El Madrid jugaba como el MADRID. Desperezado, con profusión de llegadas y monopolio esférico. Sin embargo, cuando el Atlético parecía un convidado de piedra en la fiesta blanca, Zidane hizo un Rajoy y, a base de fiarlo todo al desgaste del adversario, los blancos acabaron creyendo que el partido estaba ganado antes incluso de disputarlo.

Tanto llegó el Atlético al área de Keylor en la segunda parte que, finalmente, Carrasco emergió para castigar ese 2-0 que primero Benzema y después Cristiano habían enviado al limbo. El partido volvía a empezar a 12 minutos de su conclusión. Todo lo sufrido no había servido de nada salvo para dejar exhaustos a unos futbolistas que corrían más con la cabeza y el escudo que con las piernas.

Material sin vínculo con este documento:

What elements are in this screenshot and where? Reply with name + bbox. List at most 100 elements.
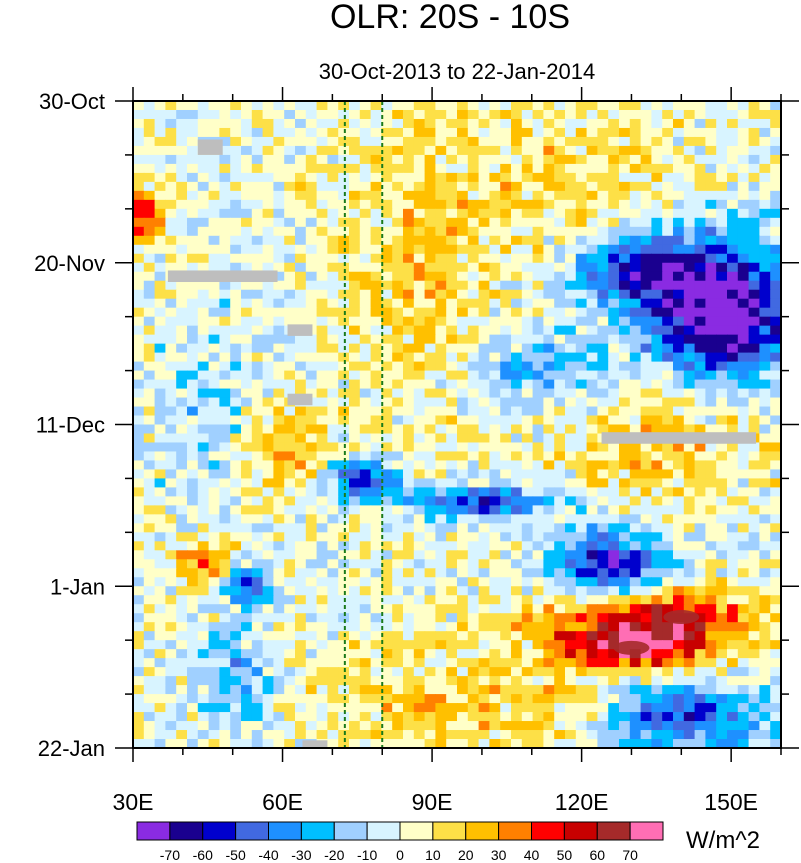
heatmap-cell: [403, 235, 415, 246]
heatmap-cell: [543, 694, 555, 704]
heatmap-cell: [478, 343, 490, 354]
heatmap-cell: [759, 262, 771, 273]
heatmap-cell: [392, 334, 404, 345]
heatmap-cell: [716, 262, 728, 273]
heatmap-cell: [133, 262, 145, 273]
heatmap-cell: [197, 424, 210, 435]
heatmap-cell: [197, 694, 210, 704]
heatmap-cell: [359, 406, 372, 417]
heatmap-cell: [694, 550, 706, 560]
heatmap-cell: [565, 343, 577, 354]
heatmap-cell: [770, 199, 781, 210]
heatmap-cell: [737, 136, 750, 147]
heatmap-cell: [349, 262, 361, 273]
heatmap-cell: [359, 109, 372, 120]
heatmap-cell: [629, 478, 642, 489]
heatmap-cell: [705, 541, 717, 551]
heatmap-cell: [575, 595, 588, 605]
heatmap-cell: [500, 640, 512, 650]
heatmap-cell: [500, 496, 512, 506]
heatmap-cell: [435, 649, 447, 659]
heatmap-cell: [597, 568, 609, 578]
heatmap-cell: [683, 514, 696, 524]
heatmap-cell: [446, 388, 458, 399]
heatmap-cell: [403, 271, 415, 282]
heatmap-cell: [619, 667, 631, 677]
heatmap-cell: [381, 721, 393, 731]
heatmap-cell: [305, 190, 318, 201]
heatmap-cell: [154, 226, 166, 237]
heatmap-cell: [381, 334, 393, 345]
heatmap-cell: [575, 577, 588, 587]
heatmap-cell: [467, 343, 480, 354]
heatmap-cell: [759, 145, 771, 156]
heatmap-cell: [727, 101, 739, 111]
heatmap-cell: [489, 136, 501, 147]
heatmap-cell: [273, 415, 285, 426]
heatmap-cell: [284, 388, 296, 399]
heatmap-cell: [770, 145, 781, 156]
heatmap-cell: [327, 397, 339, 408]
heatmap-cell: [705, 658, 717, 668]
heatmap-cell: [316, 298, 328, 309]
heatmap-cell: [478, 514, 490, 524]
heatmap-cell: [759, 514, 771, 524]
heatmap-cell: [651, 613, 663, 623]
heatmap-cell: [349, 109, 361, 120]
heatmap-cell: [467, 109, 480, 120]
heatmap-cell: [262, 289, 274, 300]
heatmap-cell: [154, 487, 166, 497]
heatmap-cell: [651, 685, 663, 695]
heatmap-cell: [575, 496, 588, 506]
heatmap-cell: [305, 451, 318, 462]
heatmap-cell: [403, 280, 415, 291]
heatmap-cell: [554, 154, 566, 165]
heatmap-cell: [295, 280, 307, 291]
heatmap-cell: [154, 361, 166, 372]
heatmap-cell: [683, 694, 696, 704]
heatmap-cell: [403, 379, 415, 390]
heatmap-cell: [467, 712, 480, 722]
heatmap-cell: [748, 451, 760, 462]
heatmap-cell: [619, 253, 631, 264]
heatmap-cell: [197, 406, 210, 417]
heatmap-cell: [176, 721, 188, 731]
heatmap-cell: [748, 118, 760, 129]
heatmap-cell: [673, 685, 685, 695]
heatmap-cell: [748, 145, 760, 156]
heatmap-cell: [208, 361, 220, 372]
heatmap-cell: [349, 217, 361, 228]
heatmap-cell: [219, 361, 231, 372]
heatmap-cell: [370, 442, 382, 453]
heatmap-cell: [187, 343, 199, 354]
heatmap-cell: [359, 388, 372, 399]
heatmap-cell: [673, 604, 685, 614]
colorbar-label: -70: [160, 847, 180, 863]
heatmap-cell: [759, 379, 771, 390]
heatmap-cell: [424, 280, 436, 291]
heatmap-cell: [748, 352, 760, 363]
heatmap-cell: [446, 613, 458, 623]
heatmap-cell: [770, 550, 781, 560]
heatmap-cell: [154, 523, 166, 533]
heatmap-cell: [230, 631, 242, 641]
heatmap-cell: [284, 721, 296, 731]
heatmap-cell: [619, 739, 631, 748]
heatmap-cell: [619, 190, 631, 201]
heatmap-cell: [608, 343, 620, 354]
anomaly-core: [613, 640, 650, 655]
heatmap-cell: [349, 235, 361, 246]
heatmap-cell: [694, 586, 706, 596]
heatmap-cell: [370, 136, 382, 147]
heatmap-cell: [748, 649, 760, 659]
heatmap-cell: [424, 631, 436, 641]
heatmap-cell: [219, 262, 231, 273]
heatmap-cell: [133, 352, 145, 363]
heatmap-cell: [651, 208, 663, 219]
heatmap-cell: [629, 316, 642, 327]
heatmap-cell: [133, 694, 145, 704]
heatmap-cell: [489, 631, 501, 641]
heatmap-cell: [651, 109, 663, 120]
heatmap-cell: [651, 361, 663, 372]
heatmap-cell: [662, 469, 674, 480]
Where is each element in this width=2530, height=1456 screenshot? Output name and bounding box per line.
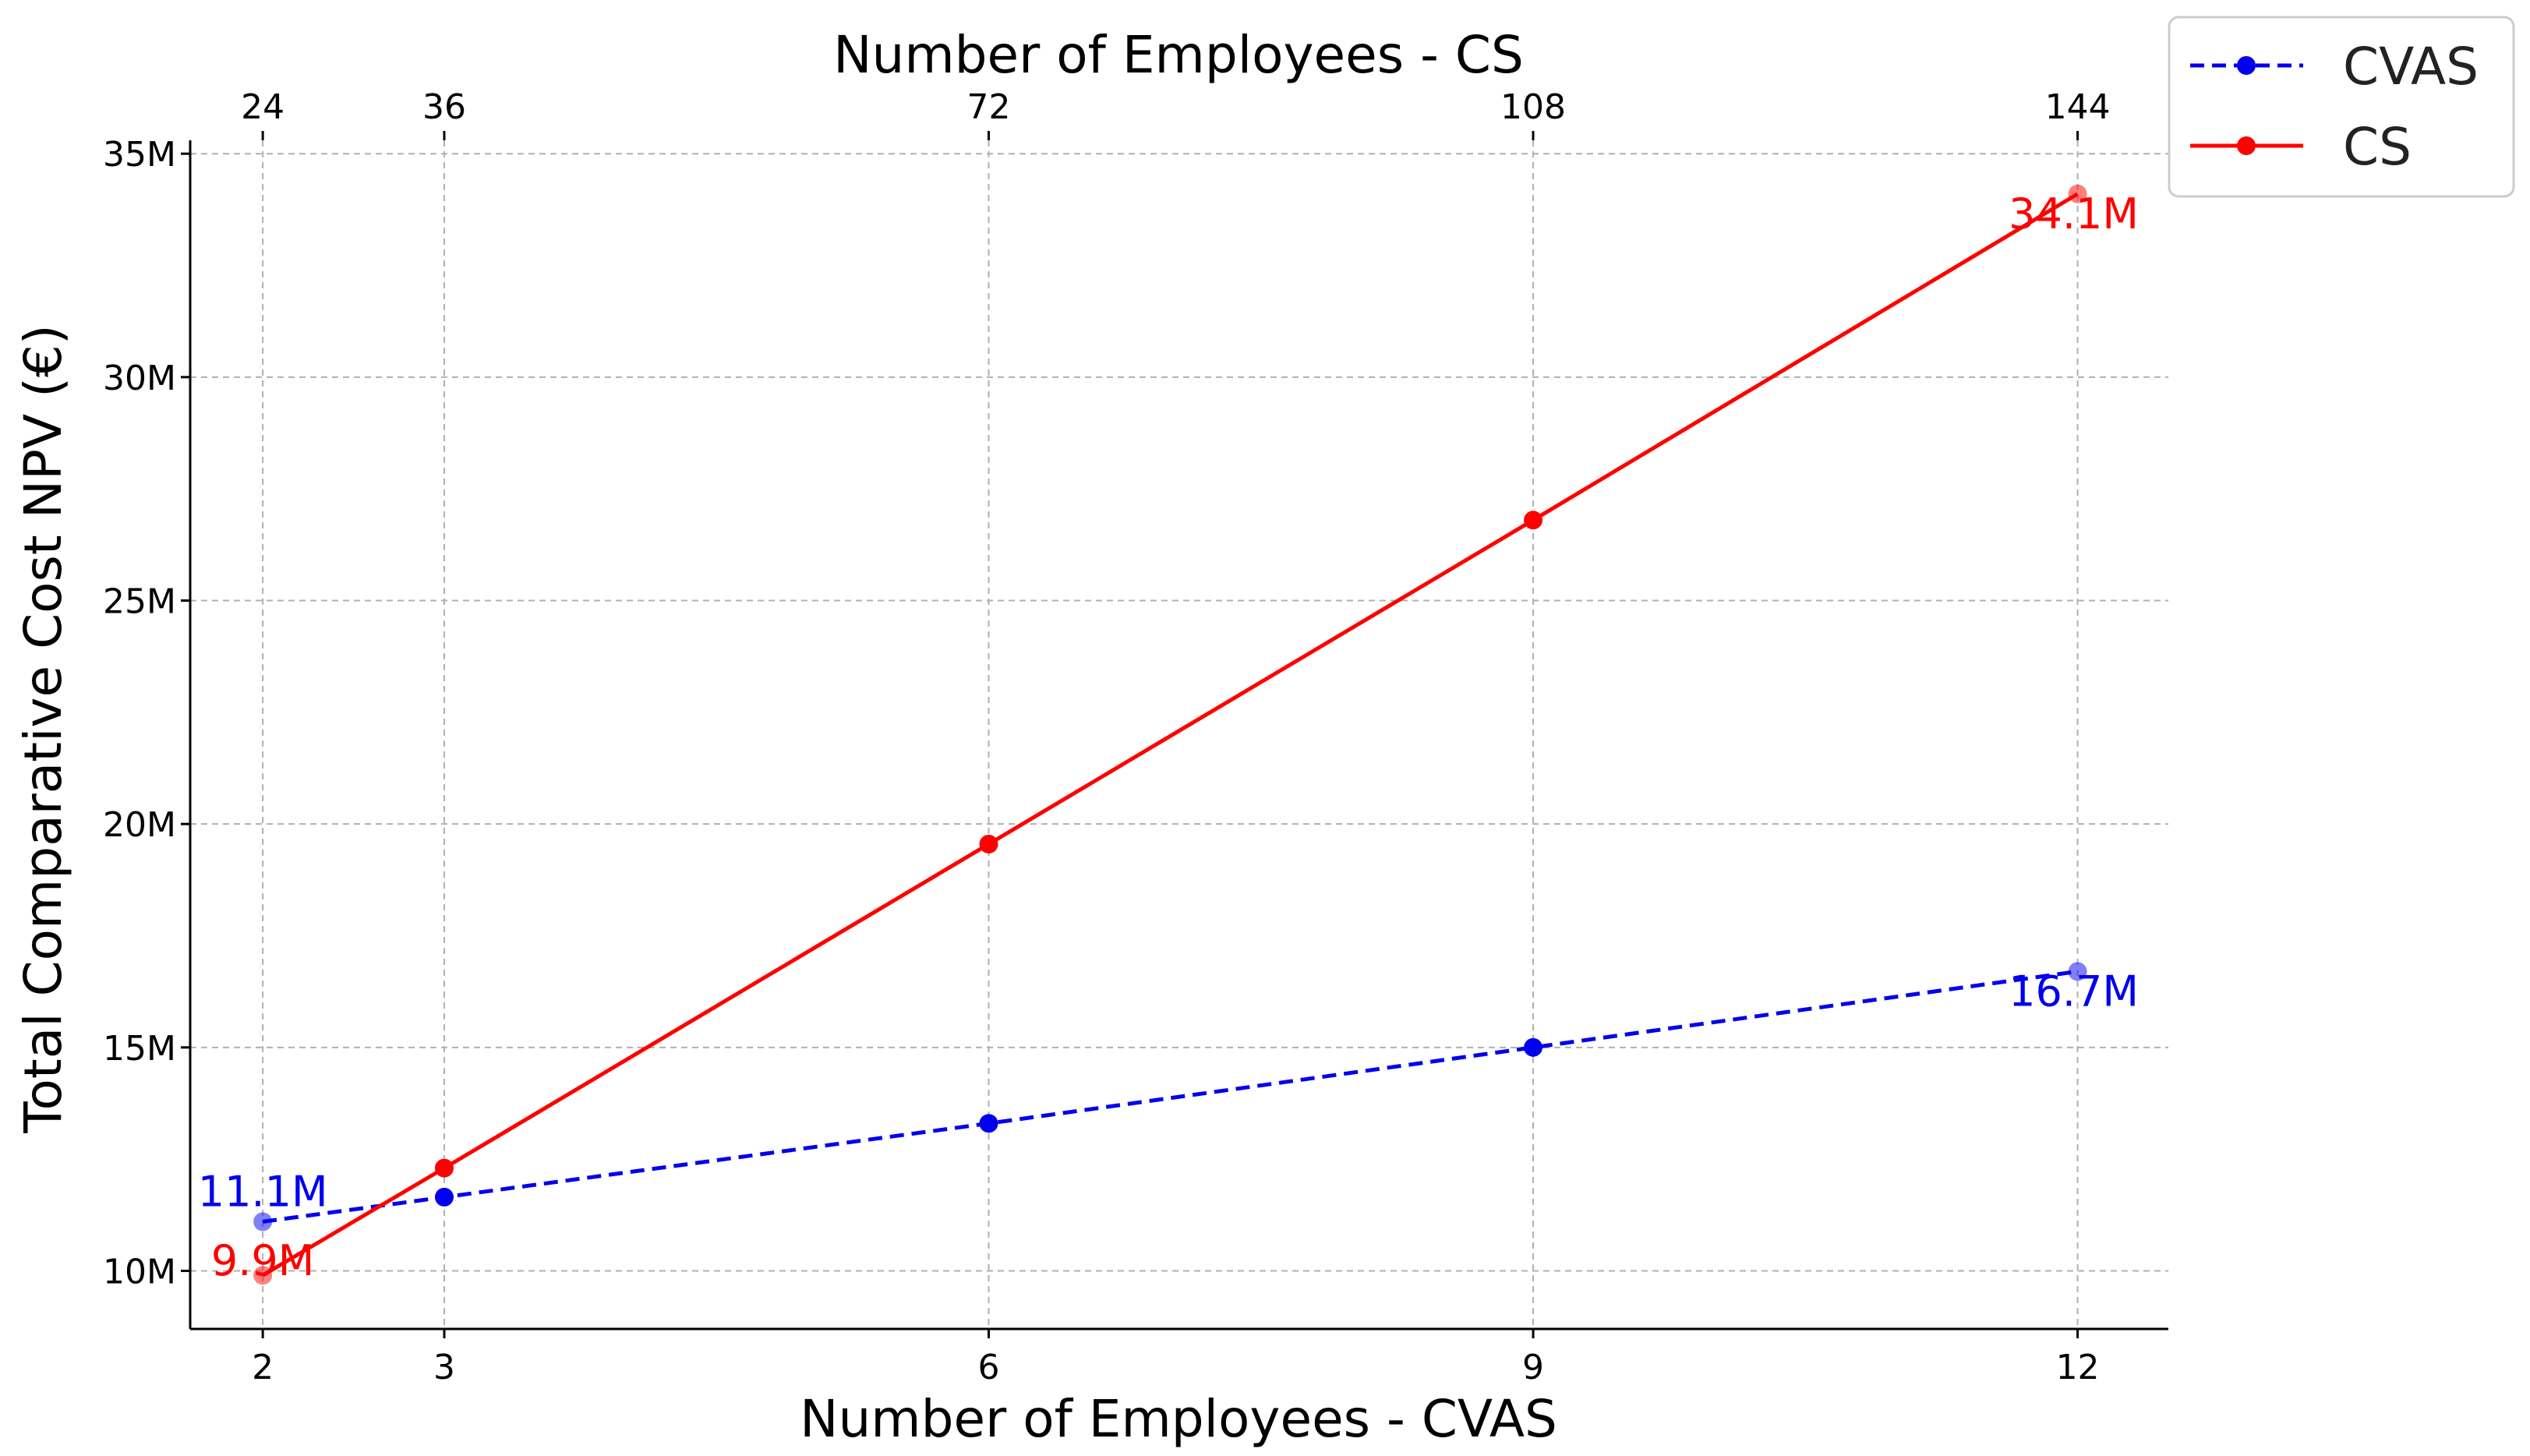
legend-label-cvas: CVAS bbox=[2343, 37, 2479, 97]
x-tick-label: 9 bbox=[1522, 1348, 1544, 1387]
y-tick-label: 30M bbox=[103, 359, 176, 398]
y-tick-label: 20M bbox=[103, 805, 176, 845]
top-x-tick-label: 144 bbox=[2045, 87, 2111, 127]
y-tick-label: 35M bbox=[103, 135, 176, 175]
data-point-cvas bbox=[434, 1187, 454, 1207]
y-tick-label: 15M bbox=[103, 1029, 176, 1069]
data-point-cs bbox=[253, 1266, 273, 1285]
data-point-cvas bbox=[2068, 962, 2087, 981]
series-line-cs bbox=[261, 192, 2079, 1278]
data-label-start-cvas: 11.1M bbox=[198, 1167, 328, 1216]
top-x-tick-label: 72 bbox=[967, 87, 1011, 127]
top-x-axis-title: Number of Employees - CS bbox=[833, 25, 1524, 85]
x-tick-label: 6 bbox=[978, 1348, 1000, 1387]
data-label-end-cvas: 16.7M bbox=[2009, 967, 2139, 1016]
data-point-cs bbox=[979, 834, 998, 853]
top-x-tick-label: 108 bbox=[1500, 87, 1566, 127]
data-point-cs bbox=[434, 1158, 454, 1178]
series-lines bbox=[253, 184, 2087, 1285]
x-axis-title: Number of Employees - CVAS bbox=[800, 1389, 1557, 1449]
data-point-cvas bbox=[253, 1212, 273, 1232]
data-point-cs bbox=[1524, 511, 1543, 530]
legend: CVAS CS bbox=[2168, 16, 2515, 198]
data-label-end-cs: 34.1M bbox=[2009, 189, 2139, 239]
y-tick-label: 25M bbox=[103, 582, 176, 622]
legend-frame bbox=[2168, 16, 2515, 198]
data-labels: 11.1M 16.7M 9.9M 34.1M bbox=[198, 189, 2139, 1285]
data-point-cs bbox=[2068, 184, 2087, 203]
data-point-cvas bbox=[979, 1114, 998, 1133]
x-tick-label: 3 bbox=[433, 1348, 455, 1387]
legend-marker-cvas bbox=[2237, 56, 2256, 75]
grid-lines bbox=[190, 140, 2168, 1329]
legend-marker-cs bbox=[2237, 136, 2256, 155]
y-tick-label: 10M bbox=[103, 1252, 176, 1292]
series-line-cvas bbox=[262, 969, 2078, 1224]
data-point-cvas bbox=[1524, 1037, 1543, 1057]
x-tick-label: 12 bbox=[2056, 1348, 2100, 1387]
top-x-tick-label: 36 bbox=[422, 87, 466, 127]
y-axis-title: Total Comparative Cost NPV (€) bbox=[13, 324, 73, 1133]
x-tick-label: 2 bbox=[252, 1348, 274, 1387]
legend-label-cs: CS bbox=[2343, 117, 2412, 177]
top-x-tick-label: 24 bbox=[241, 87, 284, 127]
data-label-start-cs: 9.9M bbox=[211, 1236, 314, 1285]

A las 22.45 horas, Madrid era ya una reverberación de desfibriladores a pleno rendimiento.

La prórroga fue un trámite donde ambos conjuntos jugaron a retrasar el desenlace. Una eternidad efímera que duró lo que tardaron en llegar los penaltis y que tuvo como única consecuencia el deterioro de los deficientes cardiacos.

Entre los 70.000 españoles que habían llegado a ese barrio a las afueras de Madrid llamado Milán no había más saliva ni más batería en los móviles y el estadio enmudeció. Tenso desde los cimientos hasta el último asiento de las gradas mientras en el césped elegían a los lanzadores. El momento de la verdad, en teoría, quedaba reservado para los dos mejores porteros del mundo.

Entre la perfección de los lanzadores y la petrificación de Keylor Navas y Jan Oblak, el partido parecía un pacto por llegar hasta las puertas de la eternidad. Fue entonces cuando brotaron los imponderables que hacen del Real Madrid la mayor leyenda del fútbol.

Juanfran se aproximó a la pelota con la gravedad de quien tiene ante sí la gran oportunidad de su vida. Entonces, como en un cuento de García Márquez, la portería encogió y el lateral derecho se topó con un STOP dibujado en el palo. Puro realismo mágico.

Después, marcó Ronaldo —ausente salvo en el desenlace— y el campo se partió en dos mitades donde se mezclaban las ojeras de un velatorio y las sonrisas de una fiesta de fin de curso. El jolgorio madridista contrastaba con un Fernando Torres que lloraba mientras se sostenía con dificultad sobre el hombro de un compañero. Eran el resumen de todas las lágrimas atléticas.

El Cholo y su batallón de hoplitas tuvieron la Copa más cerca incluso que en Lisboa. Más que nunca en la toda la historia atlética. A tan sólo 11 metros. Partido a partido, escudo junto a escudo… y otra vez fueron incapaces. Neptuno vuelve a ser el vecino deprimido de doña Cibeles, y ellos vuelven al Manzanares portando sobre sus conciencias la cruz de dos penaltis.

Quizás el Madrid tiene a alguien ahí arriba que cuida de sus vitrinas. Quizás el dios del fútbol esté de su parte. Quizás, incluso, tuvieron algo que ver los rezos de Casemiro y la genuflexión de Keylor Navas. Figuras indiscutibles de la competición y del partido. Sea como fuere, volvió a ocurrir. Y tras una temporada difícil, en el Bernabéu guardan ya sitio en los estantes para su trofeo fetiche. La Undécima versión.

Se apagan las luces en San Siro y, al tiempo, se encienden las calles de Madrid. Noche de blanco satén.